I am reading and soon will be reviewing The Shakespeare Wars, Ron Rosenbaum’s new book chronicling the dirty little wars that rage among scholars and editors of the Bard. As in his previous books and his column in the New York Observer, “The Edgy Enthusiast,” Rosenbaum has a loving obsession with footnotes, digressions, and scholarly arcana, and has produced a book that both pursues those obsessions and embodies them. While reviewing the history of modern editions of Hamlet, he celebrates the accomplishments of yet another of those Victorian over-achievers with three names: Horace Howard Furness (1833-1912). Here’s Rosenbaum on Furness’ edition of Hamlet:
“…a thrilling testament to the enduring power of Hamlet and Hamlet enigmas to engage the intellect and imagination, to the seductive lure of the textual and thematic labyrinth of the play. To plunge into one of the Furness Variorum’s multipage, tiny-type footnote compendiums of commentary is to lose oneself in the pleasures of the penumbral Hamlet, the extratextual Hamlet.”
A native of Philadelphia, Furness was editor of the New Variorum Edition of Shakespeare, and incrementally published 14 of the plays between 1871 and 1913. Horace Howard Furness High School in South Philadelphia is named after him. His son, Horace Howard Furness, Jr. (1865–1930), succeeded him as editor of the project and donated his father's Shakespearean library to the University of Pennsylvania. The Horace Howard Furness Memorial Library is now part of the Walter H. and Leonore Annenberg Rare Book and Manuscript Library at that university. It has a useful, well-written web site, including a photograph of Furness, who resembles William Howard Taft, seated grandly at his desk. After Horace Junior’s death, the Variorum project was carried on by editors and publishers of the Modern Language Association.
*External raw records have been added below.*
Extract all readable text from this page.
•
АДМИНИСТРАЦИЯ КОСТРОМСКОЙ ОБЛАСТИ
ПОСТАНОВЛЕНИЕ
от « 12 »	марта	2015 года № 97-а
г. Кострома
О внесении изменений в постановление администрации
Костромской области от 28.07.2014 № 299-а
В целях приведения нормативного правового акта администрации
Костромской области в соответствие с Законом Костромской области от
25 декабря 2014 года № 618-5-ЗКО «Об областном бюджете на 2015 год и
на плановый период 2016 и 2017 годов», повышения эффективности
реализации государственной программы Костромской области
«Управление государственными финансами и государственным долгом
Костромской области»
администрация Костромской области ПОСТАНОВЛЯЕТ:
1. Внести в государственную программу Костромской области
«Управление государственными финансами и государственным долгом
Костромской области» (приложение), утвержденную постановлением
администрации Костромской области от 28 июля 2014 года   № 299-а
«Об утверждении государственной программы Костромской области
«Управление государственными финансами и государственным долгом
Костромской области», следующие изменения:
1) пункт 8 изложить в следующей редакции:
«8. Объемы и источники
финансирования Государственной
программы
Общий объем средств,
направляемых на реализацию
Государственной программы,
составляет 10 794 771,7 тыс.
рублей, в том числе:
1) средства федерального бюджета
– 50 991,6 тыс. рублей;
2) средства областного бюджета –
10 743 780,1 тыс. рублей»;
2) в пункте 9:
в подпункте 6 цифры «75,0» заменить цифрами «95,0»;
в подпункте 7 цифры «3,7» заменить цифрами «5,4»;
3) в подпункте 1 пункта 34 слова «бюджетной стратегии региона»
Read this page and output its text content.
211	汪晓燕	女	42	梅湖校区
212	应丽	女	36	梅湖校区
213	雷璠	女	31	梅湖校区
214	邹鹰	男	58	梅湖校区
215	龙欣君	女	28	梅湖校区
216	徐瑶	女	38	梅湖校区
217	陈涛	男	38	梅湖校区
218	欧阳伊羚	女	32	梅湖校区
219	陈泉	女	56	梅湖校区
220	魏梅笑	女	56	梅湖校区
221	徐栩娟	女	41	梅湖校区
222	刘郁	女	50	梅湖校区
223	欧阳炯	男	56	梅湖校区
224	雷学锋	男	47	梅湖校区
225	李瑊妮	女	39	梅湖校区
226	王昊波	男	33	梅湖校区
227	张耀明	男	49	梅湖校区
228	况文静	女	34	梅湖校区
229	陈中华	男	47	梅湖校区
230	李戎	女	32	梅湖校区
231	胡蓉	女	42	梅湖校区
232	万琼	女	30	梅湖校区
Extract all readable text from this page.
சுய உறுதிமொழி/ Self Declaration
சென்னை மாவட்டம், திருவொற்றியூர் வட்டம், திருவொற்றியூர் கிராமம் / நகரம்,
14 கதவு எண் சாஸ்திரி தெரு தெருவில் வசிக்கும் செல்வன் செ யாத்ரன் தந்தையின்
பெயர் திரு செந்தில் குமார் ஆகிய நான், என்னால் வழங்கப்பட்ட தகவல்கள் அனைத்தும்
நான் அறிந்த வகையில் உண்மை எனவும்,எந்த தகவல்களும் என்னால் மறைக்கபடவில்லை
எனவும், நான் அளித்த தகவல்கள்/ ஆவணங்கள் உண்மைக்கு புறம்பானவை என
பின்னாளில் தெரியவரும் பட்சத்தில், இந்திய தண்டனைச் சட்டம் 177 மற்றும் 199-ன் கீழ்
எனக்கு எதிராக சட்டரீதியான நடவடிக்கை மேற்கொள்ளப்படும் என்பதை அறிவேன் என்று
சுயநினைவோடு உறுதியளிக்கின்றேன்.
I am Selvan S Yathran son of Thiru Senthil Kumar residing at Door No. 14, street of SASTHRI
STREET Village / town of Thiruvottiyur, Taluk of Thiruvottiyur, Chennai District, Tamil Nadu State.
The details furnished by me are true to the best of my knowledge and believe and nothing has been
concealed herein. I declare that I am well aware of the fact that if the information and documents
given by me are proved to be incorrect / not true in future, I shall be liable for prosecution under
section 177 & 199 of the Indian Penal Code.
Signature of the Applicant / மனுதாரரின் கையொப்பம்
My university library has an incomplete set of the New Variorum, but it does include the 14th (!) edition of Furness’ two-volume, 902-page Hamlet, which Rosenbaum dotes on. Footnotes frequently sprawl across four or five pages. Judging from his preface, written in March 1877, Furness was not only obsessive but pugnacious and funny. Here is the final paragraph:
“In conclusion, let me add that I do not flatter myself that this is an enjoyable edition of Shakespeare; I regard it rather as a necessary evil, -- so evil that I should sometimes question the propriety of its existence were it not that I am encouraged by the words of Dr Johnson, for whose Preface to his edition of Shakespeare advancing years add only increasing admiration.
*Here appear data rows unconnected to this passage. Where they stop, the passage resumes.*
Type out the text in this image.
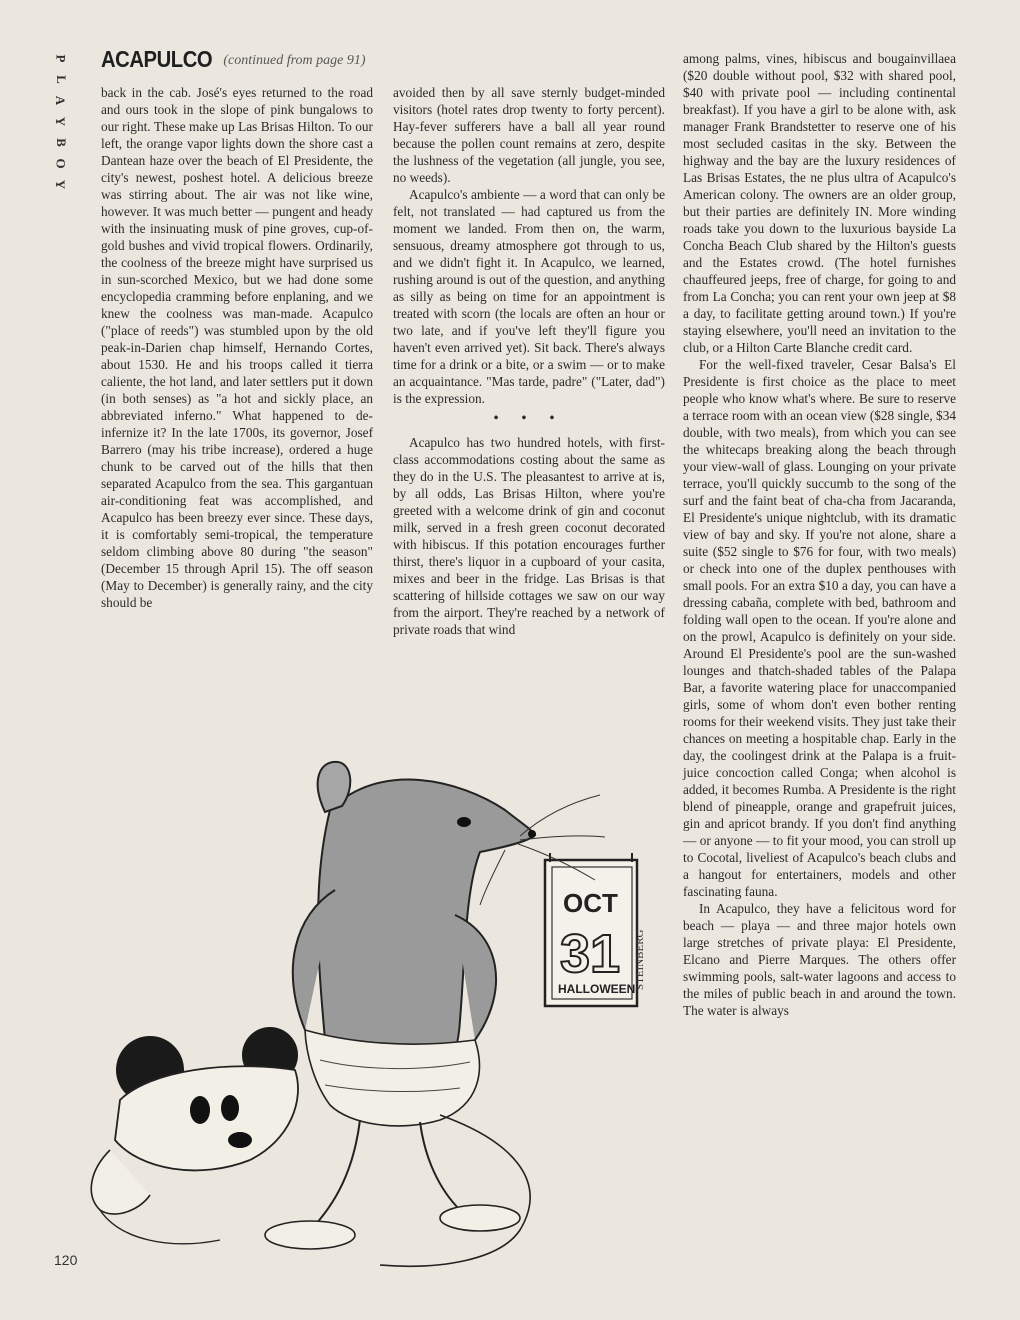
P
L
A
Y
B
O
Y
ACAPULCO (continued from page 91)

back in the cab. José's eyes returned to the road and ours took in the slope of pink bungalows to our right. These make up Las Brisas Hilton. To our left, the orange vapor lights down the shore cast a Dantean haze over the beach of El Presidente, the city's newest, poshest hotel. A delicious breeze was stirring about. The air was not like wine, however. It was much better — pungent and heady with the insinuating musk of pine groves, cup-of-gold bushes and vivid tropical flowers. Ordinarily, the coolness of the breeze might have surprised us in sun-scorched Mexico, but we had done some encyclopedia cramming before enplaning, and we knew the coolness was man-made. Acapulco ("place of reeds") was stumbled upon by the old peak-in-Darien chap himself, Hernando Cortes, about 1530. He and his troops called it tierra caliente, the hot land, and later settlers put it down (in both senses) as "a hot and sickly place, an abbreviated inferno." What happened to de-infernize it? In the late 1700s, its governor, Josef Barrero (may his tribe increase), ordered a huge chunk to be carved out of the hills that then separated Acapulco from the sea. This gargantuan air-conditioning feat was accomplished, and Acapulco has been breezy ever since. These days, it is comfortably semi-tropical, the temperature seldom climbing above 80 during "the season" (December 15 through April 15). The off season (May to December) is generally rainy, and the city should be

avoided then by all save sternly budget-minded visitors (hotel rates drop twenty to forty percent). Hay-fever sufferers have a ball all year round because the pollen count remains at zero, despite the lushness of the vegetation (all jungle, you see, no weeds).

Acapulco's ambiente — a word that can only be felt, not translated — had captured us from the moment we landed. From then on, the warm, sensuous, dreamy atmosphere got through to us, and we didn't fight it. In Acapulco, we learned, rushing around is out of the question, and anything as silly as being on time for an appointment is treated with scorn (the locals are often an hour or two late, and if you've left they'll figure you haven't even arrived yet). Sit back. There's always time for a drink or a bite, or a swim — or to make an acquaintance. "Mas tarde, padre" ("Later, dad") is the expression.

• • •

Acapulco has two hundred hotels, with first-class accommodations costing about the same as they do in the U.S. The pleasantest to arrive at is, by all odds, Las Brisas Hilton, where you're greeted with a welcome drink of gin and coconut milk, served in a fresh green coconut decorated with hibiscus. If this potation encourages further thirst, there's liquor in a cupboard of your casita, mixes and beer in the fridge. Las Brisas is that scattering of hillside cottages we saw on our way from the airport. They're reached by a network of private roads that wind

among palms, vines, hibiscus and bougainvillaea ($20 double without pool, $32 with shared pool, $40 with private pool — including continental breakfast). If you have a girl to be alone with, ask manager Frank Brandstetter to reserve one of his most secluded casitas in the sky. Between the highway and the bay are the luxury residences of Las Brisas Estates, the ne plus ultra of Acapulco's American colony. The owners are an older group, but their parties are definitely IN. More winding roads take you down to the luxurious bayside La Concha Beach Club shared by the Hilton's guests and the Estates crowd. (The hotel furnishes chauffeured jeeps, free of charge, for going to and from La Concha; you can rent your own jeep at $8 a day, to facilitate getting around town.) If you're staying elsewhere, you'll need an invitation to the club, or a Hilton Carte Blanche credit card.

For the well-fixed traveler, Cesar Balsa's El Presidente is first choice as the place to meet people who know what's where. Be sure to reserve a terrace room with an ocean view ($28 single, $34 double, with two meals), from which you can see the whitecaps breaking along the beach through your view-wall of glass. Lounging on your private terrace, you'll quickly succumb to the song of the surf and the faint beat of cha-cha from Jacaranda, El Presidente's unique nightclub, with its dramatic view of bay and sky. If you're not alone, share a suite ($52 single to $76 for four, with two meals) or check into one of the duplex penthouses with small pools. For an extra $10 a day, you can have a dressing cabaña, complete with bed, bathroom and folding wall open to the ocean. If you're alone and on the prowl, Acapulco is definitely on your side. Around El Presidente's pool are the sun-washed lounges and thatch-shaded tables of the Palapa Bar, a favorite watering place for unaccompanied girls, some of whom don't even bother renting rooms for their weekend visits. They just take their chances on meeting a hospitable chap. Early in the day, the coolingest drink at the Palapa is a fruit-juice concoction called Conga; when alcohol is added, it becomes Rumba. A Presidente is the right blend of pineapple, orange and grapefruit juices, gin and apricot brandy. If you don't find anything — or anyone — to fit your mood, you can stroll up to Cocotal, liveliest of Acapulco's beach clubs and a hangout for entertainers, models and other fascinating fauna.

In Acapulco, they have a felicitous word for beach — playa — and three major hotels own large stretches of private playa: El Presidente, Elcano and Pierre Marques. The others offer swimming pools, salt-water lagoons and access to the miles of public beach in and around the town. The water is always

OCT
31
HALLOWEEN
STEINBERG
120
“`Let him,’ says Dr Johnson, `that is yet unacquainted with the powers of Shakespeare, and who desires to feel the greatest pleasure that the drama can give, read every play, from the first scene to the last, with utter negligence of all his commentators. When his fancy is once on the wing, let it not stoop at correction or explanation. When his attention is strongly engaged, let it disdain alike to turn aside to the name of Theobold and of Pope. Let him read on through brightness and obscurity, through integrity and corruption; let him preserve his comprehension of the dialogue and his interest in the fable. And when the pleasures of novelty have ceased, let him attempt exactness and read the commentators.”
Imagine such humility on the part of a literary scholar today.